When the U.S. Department of Education released its first College Scorecard in September, the media narrative was that college rankings would become more reliable, because they could take advantage of large amounts of federally verified data. Prior to publishing the website, the Department of Education released a large dataset that reported information on college attendees--but only those who received federal financial aid. This dataset showed financial and performance outcomes for the nation's colleges and universities for students at six and ten years post-enrollment.
By the time the website was completed, the visible data only reflected the 10-year outcomes. The six-year data isn't reflected in the main dashboards of the site, and isn't easily accessible to the public via the scorecard website. This causes some confusion for visitors who find that many of the stories and rankings use both the 10-year and six-year dataset, or the six-year dataset alone.
The scorecard has made it easier to produce rankings, but those rankings are not necessarily better information than previously available. Media organizations often apply lenses to the data specific to their audience, but fail to explain why the data they are using are important, or what filters they might have applied to get to their final data subset.
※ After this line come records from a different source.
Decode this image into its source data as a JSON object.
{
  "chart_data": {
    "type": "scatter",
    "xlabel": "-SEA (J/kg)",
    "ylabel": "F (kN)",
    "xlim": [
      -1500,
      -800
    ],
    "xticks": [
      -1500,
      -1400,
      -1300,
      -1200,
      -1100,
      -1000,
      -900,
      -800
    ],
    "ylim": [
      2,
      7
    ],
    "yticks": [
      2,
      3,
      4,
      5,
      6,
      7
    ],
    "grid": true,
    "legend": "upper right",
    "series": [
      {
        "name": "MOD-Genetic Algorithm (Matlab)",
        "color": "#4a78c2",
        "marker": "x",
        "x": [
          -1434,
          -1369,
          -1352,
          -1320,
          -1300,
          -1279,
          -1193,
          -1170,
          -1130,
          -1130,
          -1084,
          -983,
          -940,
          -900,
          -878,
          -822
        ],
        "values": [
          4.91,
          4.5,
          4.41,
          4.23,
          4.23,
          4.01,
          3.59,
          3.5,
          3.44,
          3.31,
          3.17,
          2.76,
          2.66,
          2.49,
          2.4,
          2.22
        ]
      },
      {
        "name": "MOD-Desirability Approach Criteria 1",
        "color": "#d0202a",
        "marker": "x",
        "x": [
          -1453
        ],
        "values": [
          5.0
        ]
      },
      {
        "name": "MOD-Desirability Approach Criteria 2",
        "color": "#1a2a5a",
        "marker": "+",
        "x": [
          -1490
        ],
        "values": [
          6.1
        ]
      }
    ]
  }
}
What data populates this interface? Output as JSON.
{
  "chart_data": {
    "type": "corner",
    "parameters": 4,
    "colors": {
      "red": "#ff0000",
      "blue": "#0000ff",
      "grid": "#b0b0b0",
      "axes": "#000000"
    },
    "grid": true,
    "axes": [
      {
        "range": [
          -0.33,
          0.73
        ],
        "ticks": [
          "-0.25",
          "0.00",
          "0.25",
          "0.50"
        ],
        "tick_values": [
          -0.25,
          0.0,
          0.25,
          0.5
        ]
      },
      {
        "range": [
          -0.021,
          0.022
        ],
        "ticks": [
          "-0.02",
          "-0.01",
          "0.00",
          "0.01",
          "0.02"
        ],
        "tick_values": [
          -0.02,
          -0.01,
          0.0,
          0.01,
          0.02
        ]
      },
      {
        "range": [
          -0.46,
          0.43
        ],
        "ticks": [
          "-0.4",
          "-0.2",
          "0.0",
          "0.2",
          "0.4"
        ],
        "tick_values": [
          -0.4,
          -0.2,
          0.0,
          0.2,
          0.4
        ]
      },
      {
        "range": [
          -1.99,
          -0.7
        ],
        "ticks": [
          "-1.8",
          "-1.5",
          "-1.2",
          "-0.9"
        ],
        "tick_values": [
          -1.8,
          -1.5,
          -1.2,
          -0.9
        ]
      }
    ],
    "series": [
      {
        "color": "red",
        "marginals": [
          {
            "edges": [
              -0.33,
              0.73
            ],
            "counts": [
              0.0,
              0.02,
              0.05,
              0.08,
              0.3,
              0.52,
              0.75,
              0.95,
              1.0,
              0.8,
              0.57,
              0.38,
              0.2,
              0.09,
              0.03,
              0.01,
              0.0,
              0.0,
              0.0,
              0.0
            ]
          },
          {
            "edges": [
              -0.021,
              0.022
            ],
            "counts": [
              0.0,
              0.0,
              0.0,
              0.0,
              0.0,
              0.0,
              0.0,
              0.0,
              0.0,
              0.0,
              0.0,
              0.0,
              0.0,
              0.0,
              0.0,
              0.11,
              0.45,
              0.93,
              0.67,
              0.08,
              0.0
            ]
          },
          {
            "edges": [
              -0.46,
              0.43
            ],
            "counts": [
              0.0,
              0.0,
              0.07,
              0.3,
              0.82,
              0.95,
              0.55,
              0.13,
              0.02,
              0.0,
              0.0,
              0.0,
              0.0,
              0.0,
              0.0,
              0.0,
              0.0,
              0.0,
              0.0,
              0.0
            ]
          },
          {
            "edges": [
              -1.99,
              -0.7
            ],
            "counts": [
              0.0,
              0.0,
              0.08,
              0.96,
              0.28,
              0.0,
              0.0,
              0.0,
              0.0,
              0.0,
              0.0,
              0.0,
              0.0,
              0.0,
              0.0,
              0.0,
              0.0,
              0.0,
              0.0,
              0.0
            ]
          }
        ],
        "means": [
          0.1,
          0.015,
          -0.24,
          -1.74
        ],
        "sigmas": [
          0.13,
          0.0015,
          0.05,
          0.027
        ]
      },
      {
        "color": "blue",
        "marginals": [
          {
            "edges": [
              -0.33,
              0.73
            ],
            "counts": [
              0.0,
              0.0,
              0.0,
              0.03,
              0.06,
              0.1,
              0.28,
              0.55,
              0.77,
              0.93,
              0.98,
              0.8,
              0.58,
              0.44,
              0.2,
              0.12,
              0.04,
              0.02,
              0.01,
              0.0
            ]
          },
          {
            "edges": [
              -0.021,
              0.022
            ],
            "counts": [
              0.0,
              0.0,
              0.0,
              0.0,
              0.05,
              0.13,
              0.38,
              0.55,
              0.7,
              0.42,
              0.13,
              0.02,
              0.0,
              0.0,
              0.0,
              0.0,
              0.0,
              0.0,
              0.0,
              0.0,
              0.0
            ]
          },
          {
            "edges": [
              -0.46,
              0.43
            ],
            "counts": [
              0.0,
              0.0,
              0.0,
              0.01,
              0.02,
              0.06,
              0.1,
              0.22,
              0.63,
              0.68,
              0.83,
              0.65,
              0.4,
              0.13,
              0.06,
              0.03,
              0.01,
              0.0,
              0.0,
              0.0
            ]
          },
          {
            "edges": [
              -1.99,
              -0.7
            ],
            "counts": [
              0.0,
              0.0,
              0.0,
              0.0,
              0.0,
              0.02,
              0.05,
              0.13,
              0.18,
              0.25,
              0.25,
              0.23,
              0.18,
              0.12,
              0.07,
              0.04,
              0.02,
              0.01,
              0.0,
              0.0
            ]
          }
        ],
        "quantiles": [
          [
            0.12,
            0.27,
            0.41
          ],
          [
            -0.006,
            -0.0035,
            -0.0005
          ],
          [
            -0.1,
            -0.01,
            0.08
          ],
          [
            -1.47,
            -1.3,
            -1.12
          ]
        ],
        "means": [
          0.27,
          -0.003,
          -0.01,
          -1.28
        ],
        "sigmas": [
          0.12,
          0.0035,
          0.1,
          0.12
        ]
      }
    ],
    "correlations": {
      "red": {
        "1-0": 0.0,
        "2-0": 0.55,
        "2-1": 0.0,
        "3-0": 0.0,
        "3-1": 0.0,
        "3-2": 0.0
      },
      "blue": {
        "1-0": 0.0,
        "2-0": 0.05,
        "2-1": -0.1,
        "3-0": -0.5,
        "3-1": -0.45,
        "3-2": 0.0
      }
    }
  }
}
Defining 'upward mobility'
Days after the scorecard was released, National Public Radio's "Planet Money" put together a collection of rankings, including a list of schools that emphasize upward mobility. The list looked at the percentage of students receiving Pell Grants, which go to low-income students; the net price of college for families making less than $48,000; the number of first-generation college students at an institution; the four-year graduation rate; and median income 10 years after enrolling, among other things.
The top three schools out of 50 were Harvard University, the Massachusetts Institute of Technology, and Stanford University. All three had low net prices for low-income families, graduation rates above 90 percent, and median graduate incomes of more than $80,000. All of those statistics are impressive, but what does that really tell us? Is anyone surprised that graduates of elite colleges and universities earn large salaries?
Which numbers matter most?
At the Chronicle of Higher Education, Andy Thomason put together five rankings using the scorecard data. He noted that there are many caveats, including that the income data provided only includes students who received federal financial aid. But still, he created a list of the lowest median incomes among colleges where students scored an average of at least 1400 on the SAT--a very specific ranking indeed.
Low is a relative term. The federal scorecard salary data is a point in time capture of 2011 incomes. The data shows that median income for college graduates ages 25-34 at that time was $46,570. All but one school in the SAT score filtered pool had median earnings higher than that, and the single college that didn't had median earnings of $46,100, at a mere $470 below par.
We also need to consider whether median salary should be the final metric of college value in the first place. Our students need to be able to earn a living, of course, but they also need to find fulfilling careers. Should rankings penalize a school that graduates more teachers and social workers than lawyers, engineers, and doctors?
Factors such as salary, graduation rate, debt at graduation, and student loan default rate all matter, but so are harder-to-measure factors such as career satisfaction. Any ranking that doesn't consider the student experience and the kinds of careers students find after graduation is missing a big part of the picture.
From the questionable to the sensationalized
While some rankings were simply unhelpful, others, unfortunately, were sensational.
StartClass.com ran a list in November that purported to show colleges whose alumni make less than high school graduates. The site listed 25 schools with the lowest median earnings for students six years after enrolling, many of which were below $30,000, the median salary for high school graduates between 25 and 34.
The largest problem with the StartClass comparison is that the numbers they used are, quite simply, not a valid comparison of datasets. The figure the StartClass site uses for the median salary of high school graduates--$30,000--is calculated for high school graduates 7-16 years post high school graduation (aged approximately 25-34). The data from Government Scorecard was point-in-time data for students six years after they enrolled in college, regardless of whether they graduated or not (aged approximately 24-25).
Their ranking, therefore, compares the salaries of those who have been active in the workforce for between seven and 16 years against those who have been in the workforce for, at most, two years.
It's even more egregious when you consider that the StartClass site included the appropriate data--median salary 10 years after enrollment--but failed to utilize that when it came to deciding which colleges' students "earned less than high school graduates." If they had, the list would have only been one item long, because only one school in their dataset had students earning less than $30,000 10 years after enrolling.
College rankings will continue to be controversial, and no matter how objective they claim to be, they are the product of imperfect measurements and decisions about the importance of one factor over another. But when rankings offer no context for the data they use, they can be intentionally or unintentionally misleading.
We welcome accountability for graduate outcomes, and recognize the value of a scorecard that offers students the tools to make an informed decision about their college journey. However, until scorecards can take into consideration factors of college education that can't be quantified purely by income figures, such as campus experiences, career fulfillment, and contribution to society, they will not present an accurate comparison.